Insider trading is the trading of a public company’s stock or other securities (such as bonds or stock options) by individuals with access to nonpublic information about the company. In various countries, some kinds of trading based on insider information is illegal. This is because it is seen as unfair to other investors who do not have access to the information, as the investor with insider information could potentially make larger profits than a typical investor could make.
The authors of one study claim that illegal insider trading raises the cost of capital for securities issuers, thus decreasing overall economic growth. However, some economists, such as Henry Manne, have argued that insider trading should be allowed and could, in fact, benefit markets.]
Trading by specific insiders, such as employees, is commonly permitted as long as it does not rely on material information not in the public domain. Many jurisdictions require that such trading be reported so that the transactions can be monitored.
In the United States and several other jurisdictions, trading conducted by corporate officers, key employees, directors, or significant shareholders must be reported to the regulator or publicly disclosed, usually within a few business days of the trade. In these cases, insiders in the United States are required to file a Form 4 with the U.S. Securities and Exchange Commission (SEC) when buying or selling shares of their own companies.
The rules governing insider trading are complex and vary significantly from country to country. The extent of enforcement also varies from one country to another. The definition of insider in one jurisdiction can be broad, and may cover not only insiders themselves but also any persons related to them, such as brokers, associates and even family members. A person who becomes aware of non-public information and trades on that basis may be guilty of a crime.
New York GOP Rep. Chris Collins arrested on insider trading charges
Collins pleads not guilty to insider trading charges.
Rep. Chris Collins, R-N.Y. was arrested Wednesday morning on federal insider trading charges, law enforcement officials said.
An indictment obtained from a federal grand jury relates to Australian biotech company Innate Immunotherapeutics, on which Collins served as a board member.
It alleges Collins, 68, scrambled to call his son from the White House lawn and tell him non-public information about a failed drug trial in which they both owned shares.

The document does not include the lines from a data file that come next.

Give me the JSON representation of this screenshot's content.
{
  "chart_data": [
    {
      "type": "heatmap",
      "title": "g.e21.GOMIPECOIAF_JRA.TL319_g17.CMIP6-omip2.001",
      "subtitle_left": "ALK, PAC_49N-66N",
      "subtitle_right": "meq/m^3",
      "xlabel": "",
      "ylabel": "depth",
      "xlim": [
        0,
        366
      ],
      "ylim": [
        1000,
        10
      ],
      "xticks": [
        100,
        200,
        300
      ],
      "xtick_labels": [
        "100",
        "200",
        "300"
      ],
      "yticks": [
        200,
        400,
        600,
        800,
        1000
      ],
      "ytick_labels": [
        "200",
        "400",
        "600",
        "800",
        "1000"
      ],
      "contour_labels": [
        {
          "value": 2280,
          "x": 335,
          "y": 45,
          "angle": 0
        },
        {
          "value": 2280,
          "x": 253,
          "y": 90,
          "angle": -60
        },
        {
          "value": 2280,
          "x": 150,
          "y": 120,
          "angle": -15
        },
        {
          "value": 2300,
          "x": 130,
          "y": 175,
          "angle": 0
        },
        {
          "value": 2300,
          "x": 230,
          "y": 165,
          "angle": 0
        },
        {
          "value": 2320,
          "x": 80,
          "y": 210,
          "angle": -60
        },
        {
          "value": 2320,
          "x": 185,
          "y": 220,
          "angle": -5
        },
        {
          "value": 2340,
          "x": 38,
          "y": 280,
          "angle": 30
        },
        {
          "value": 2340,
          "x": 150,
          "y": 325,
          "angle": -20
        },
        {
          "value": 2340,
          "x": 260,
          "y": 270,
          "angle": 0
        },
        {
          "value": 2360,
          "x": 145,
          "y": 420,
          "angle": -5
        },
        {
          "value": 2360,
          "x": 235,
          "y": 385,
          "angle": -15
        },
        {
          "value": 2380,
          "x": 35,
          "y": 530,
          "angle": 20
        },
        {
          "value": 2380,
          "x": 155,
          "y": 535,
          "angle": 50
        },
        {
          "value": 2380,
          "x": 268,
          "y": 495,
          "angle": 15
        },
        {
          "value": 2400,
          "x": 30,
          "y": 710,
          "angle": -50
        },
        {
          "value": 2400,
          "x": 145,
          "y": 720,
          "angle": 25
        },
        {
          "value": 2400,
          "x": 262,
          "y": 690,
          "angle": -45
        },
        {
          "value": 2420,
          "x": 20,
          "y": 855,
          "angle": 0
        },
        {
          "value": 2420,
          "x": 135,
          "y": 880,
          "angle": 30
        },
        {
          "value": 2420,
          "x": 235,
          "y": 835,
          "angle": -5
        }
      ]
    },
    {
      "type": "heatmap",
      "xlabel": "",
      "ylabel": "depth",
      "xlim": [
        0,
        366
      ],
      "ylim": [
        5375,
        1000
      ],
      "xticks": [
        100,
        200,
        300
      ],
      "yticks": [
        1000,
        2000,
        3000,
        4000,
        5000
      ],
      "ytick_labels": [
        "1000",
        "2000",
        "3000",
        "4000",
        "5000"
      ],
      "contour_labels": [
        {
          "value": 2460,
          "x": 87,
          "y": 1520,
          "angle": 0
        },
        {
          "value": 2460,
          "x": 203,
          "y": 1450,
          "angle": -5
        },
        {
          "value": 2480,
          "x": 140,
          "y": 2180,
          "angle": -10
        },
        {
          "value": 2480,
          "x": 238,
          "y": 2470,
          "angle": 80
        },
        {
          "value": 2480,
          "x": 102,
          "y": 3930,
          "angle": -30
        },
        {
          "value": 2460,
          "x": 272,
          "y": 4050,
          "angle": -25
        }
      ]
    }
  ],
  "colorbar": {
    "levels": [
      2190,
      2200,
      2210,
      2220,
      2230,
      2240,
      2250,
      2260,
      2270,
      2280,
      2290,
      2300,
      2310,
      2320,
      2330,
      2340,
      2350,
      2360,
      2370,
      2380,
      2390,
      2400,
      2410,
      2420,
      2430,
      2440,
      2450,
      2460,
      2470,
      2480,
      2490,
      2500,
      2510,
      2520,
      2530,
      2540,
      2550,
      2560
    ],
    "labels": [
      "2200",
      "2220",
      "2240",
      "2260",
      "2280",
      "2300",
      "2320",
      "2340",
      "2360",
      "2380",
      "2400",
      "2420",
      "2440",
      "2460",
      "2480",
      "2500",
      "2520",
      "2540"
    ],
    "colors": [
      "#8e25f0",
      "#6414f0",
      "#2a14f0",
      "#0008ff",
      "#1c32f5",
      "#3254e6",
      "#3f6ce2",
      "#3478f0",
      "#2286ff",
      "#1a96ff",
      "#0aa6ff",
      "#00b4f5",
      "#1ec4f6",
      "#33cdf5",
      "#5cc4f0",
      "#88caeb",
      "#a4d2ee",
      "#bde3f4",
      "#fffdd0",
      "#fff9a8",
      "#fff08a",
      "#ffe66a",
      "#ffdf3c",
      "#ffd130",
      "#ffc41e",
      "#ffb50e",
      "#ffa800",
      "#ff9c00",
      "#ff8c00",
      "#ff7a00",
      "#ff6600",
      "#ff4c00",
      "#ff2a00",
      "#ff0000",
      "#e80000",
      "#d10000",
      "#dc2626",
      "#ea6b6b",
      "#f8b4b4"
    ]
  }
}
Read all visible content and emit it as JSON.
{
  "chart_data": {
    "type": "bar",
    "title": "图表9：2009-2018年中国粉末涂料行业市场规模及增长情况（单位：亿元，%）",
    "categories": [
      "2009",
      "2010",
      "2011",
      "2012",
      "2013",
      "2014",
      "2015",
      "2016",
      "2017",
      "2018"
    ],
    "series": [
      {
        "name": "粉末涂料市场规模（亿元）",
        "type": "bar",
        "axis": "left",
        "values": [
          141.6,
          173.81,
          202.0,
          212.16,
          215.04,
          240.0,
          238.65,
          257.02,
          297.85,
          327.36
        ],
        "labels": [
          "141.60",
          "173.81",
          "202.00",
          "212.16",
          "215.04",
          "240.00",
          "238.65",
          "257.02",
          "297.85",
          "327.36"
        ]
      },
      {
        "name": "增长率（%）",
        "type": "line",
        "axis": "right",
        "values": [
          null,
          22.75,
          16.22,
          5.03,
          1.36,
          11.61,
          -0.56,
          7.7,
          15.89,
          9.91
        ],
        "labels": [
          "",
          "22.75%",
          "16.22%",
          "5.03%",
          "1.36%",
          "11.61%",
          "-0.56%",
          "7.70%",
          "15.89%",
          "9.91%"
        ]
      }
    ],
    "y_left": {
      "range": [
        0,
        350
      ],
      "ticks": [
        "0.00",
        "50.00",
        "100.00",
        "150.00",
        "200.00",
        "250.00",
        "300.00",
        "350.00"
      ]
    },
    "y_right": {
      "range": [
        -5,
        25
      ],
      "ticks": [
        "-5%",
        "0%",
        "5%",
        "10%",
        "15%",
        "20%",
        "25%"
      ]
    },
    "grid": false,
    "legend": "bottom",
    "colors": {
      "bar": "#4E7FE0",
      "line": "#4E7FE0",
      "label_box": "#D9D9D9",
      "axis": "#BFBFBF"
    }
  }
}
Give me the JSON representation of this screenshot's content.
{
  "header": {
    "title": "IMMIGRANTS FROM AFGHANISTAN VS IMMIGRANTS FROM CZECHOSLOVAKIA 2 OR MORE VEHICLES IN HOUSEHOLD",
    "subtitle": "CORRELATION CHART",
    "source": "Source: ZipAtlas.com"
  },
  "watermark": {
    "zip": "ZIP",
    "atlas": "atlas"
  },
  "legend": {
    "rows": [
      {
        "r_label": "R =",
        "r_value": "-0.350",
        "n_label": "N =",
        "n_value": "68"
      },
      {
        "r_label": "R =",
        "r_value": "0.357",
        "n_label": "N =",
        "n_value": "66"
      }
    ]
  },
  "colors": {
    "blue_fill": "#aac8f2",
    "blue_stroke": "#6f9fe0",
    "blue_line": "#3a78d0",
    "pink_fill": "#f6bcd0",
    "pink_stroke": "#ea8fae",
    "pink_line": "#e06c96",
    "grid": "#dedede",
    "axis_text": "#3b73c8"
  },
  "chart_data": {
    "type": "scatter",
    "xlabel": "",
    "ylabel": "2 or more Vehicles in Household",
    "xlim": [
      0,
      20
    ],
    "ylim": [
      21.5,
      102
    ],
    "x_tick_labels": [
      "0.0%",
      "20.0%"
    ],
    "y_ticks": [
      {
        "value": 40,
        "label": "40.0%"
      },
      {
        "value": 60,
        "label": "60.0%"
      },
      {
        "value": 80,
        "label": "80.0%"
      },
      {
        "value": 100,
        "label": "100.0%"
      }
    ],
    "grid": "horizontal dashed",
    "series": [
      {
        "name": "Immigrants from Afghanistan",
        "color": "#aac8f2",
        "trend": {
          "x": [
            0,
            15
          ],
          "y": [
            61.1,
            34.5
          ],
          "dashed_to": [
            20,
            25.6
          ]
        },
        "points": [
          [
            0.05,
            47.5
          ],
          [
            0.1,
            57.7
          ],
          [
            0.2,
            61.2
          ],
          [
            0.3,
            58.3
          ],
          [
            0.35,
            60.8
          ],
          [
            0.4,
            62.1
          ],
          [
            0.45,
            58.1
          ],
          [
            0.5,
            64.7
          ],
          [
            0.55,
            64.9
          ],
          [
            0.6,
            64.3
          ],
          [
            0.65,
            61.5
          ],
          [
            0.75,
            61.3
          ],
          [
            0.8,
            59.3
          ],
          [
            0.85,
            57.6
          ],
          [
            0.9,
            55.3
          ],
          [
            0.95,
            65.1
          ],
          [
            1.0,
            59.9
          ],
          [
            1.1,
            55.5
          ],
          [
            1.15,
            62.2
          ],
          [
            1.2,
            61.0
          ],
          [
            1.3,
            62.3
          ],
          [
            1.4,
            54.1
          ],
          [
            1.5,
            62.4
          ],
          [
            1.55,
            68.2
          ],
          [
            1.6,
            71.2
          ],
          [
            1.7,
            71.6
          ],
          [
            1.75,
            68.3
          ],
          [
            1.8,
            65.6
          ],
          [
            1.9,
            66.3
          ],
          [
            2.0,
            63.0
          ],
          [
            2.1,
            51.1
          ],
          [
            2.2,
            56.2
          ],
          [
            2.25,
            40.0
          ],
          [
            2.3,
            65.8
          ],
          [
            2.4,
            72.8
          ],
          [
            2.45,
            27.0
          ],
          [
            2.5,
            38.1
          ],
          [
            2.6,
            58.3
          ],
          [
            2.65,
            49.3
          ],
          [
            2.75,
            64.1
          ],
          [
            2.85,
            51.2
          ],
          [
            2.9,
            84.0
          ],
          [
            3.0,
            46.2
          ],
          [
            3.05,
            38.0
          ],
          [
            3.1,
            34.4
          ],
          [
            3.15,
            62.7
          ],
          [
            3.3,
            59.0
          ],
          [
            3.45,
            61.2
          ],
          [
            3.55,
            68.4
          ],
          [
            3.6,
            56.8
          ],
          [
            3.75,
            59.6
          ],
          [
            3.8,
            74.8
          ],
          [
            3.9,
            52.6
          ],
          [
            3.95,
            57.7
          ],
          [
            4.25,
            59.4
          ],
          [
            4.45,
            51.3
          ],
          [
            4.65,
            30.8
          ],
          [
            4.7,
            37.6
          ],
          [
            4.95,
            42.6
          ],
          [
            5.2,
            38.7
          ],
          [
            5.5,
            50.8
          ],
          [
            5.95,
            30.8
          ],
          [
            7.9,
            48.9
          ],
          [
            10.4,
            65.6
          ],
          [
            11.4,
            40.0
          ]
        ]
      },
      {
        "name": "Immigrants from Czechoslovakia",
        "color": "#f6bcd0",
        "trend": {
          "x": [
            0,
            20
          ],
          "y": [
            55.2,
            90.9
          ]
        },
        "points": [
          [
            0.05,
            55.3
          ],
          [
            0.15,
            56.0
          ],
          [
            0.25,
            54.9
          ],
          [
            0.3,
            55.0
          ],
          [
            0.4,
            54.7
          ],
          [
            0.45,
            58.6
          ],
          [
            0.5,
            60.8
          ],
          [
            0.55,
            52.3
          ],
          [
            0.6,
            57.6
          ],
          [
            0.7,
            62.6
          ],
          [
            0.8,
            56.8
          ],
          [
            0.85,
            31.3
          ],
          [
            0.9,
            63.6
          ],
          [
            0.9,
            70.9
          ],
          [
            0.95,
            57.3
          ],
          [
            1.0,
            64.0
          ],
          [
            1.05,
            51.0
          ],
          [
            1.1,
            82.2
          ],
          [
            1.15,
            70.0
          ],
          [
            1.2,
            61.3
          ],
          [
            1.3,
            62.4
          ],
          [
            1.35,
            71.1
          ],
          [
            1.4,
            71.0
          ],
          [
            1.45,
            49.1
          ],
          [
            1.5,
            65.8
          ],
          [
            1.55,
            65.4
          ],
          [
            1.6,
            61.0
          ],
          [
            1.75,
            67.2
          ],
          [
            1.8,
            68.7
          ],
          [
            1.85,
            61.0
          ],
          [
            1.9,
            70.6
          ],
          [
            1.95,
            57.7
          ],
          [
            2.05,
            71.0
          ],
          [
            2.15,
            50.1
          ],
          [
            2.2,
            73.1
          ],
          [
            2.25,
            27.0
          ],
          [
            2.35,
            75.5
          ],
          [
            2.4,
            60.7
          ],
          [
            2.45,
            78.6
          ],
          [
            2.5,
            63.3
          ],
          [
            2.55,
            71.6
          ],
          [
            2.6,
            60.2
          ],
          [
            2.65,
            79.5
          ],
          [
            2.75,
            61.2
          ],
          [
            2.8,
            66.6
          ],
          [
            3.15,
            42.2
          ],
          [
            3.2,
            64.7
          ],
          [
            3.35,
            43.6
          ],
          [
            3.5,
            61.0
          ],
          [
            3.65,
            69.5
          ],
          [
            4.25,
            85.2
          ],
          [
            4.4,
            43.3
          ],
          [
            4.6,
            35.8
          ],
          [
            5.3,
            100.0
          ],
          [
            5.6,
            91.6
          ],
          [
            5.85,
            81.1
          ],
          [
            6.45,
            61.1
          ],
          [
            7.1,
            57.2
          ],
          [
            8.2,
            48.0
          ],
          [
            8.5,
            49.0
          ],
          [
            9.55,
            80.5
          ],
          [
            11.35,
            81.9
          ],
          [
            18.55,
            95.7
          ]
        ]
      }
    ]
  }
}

Collins’ son, Cameron Collins, 25, as well as the father of his fiancee, Stephen Zarsky, 66, were also charged, according to the court filing.
The Republican representative from upstate New York, President Donald Trump’s earliest backer in Congress, felt an almost immediate political fallout in the wake of the charges.
This is a double standard.
The fact is all Congress and Senate receive information every day about corporations and the stock. What should happen since there is a double standard is – anyone that is exposed to this type of information should not be able to buy or sell stock at all as long as they are in office. They have a one-up on the citizens in that they are given insider information every day and can sell or trade stock on that information.